Let's say you are 35, earn $60,000 a year, have $50,000 in super
and don't pay anything above your employer's contributions. You're
on track for a fund at 65 of $366,000. But if you salary sacrifice
just $100 a month (costing you only the amount you would have
received after tax), that leaps to $419,000, or an increase of
$53,000.
There's also the option to make after-tax contributions, which
will cost you the full amount but incur no contributions tax. In
the above example, $100 after tax means an extra $62,000 at 65.
You should definitely pay in $1000 a year this way if you are
employed and earn less than $61,920 as you'll qualify for the
government's co-contribution of up to $1000 (increasing to $1500
when a temporary scale-back is removed in 2014).

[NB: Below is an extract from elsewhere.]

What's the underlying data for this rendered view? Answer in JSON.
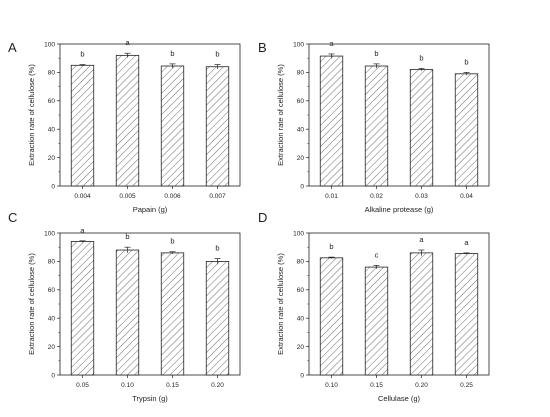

But you can't afford to delay with any of the above
balance-repair strategies; two broad-ranging reviews could shortly
curtail them.
The tax-free status of payouts post-60 is apparently safe, which
means the reviews are probably looking at paring back concessions
on the way in and while money is invested. And indeed, one of the
cost-cutting measures introduced in the May budget was to halve the
annual amount you could contribute before tax (which includes your
employer's 9 per cent) from $50,000 to $25,000 (and $100,000 to
$50,000 for the over 50s).
For now, however, there is much you can do to take advantage of
the market's low prices and undo the damage the past few years has
wreaked. Make the most of it while you can.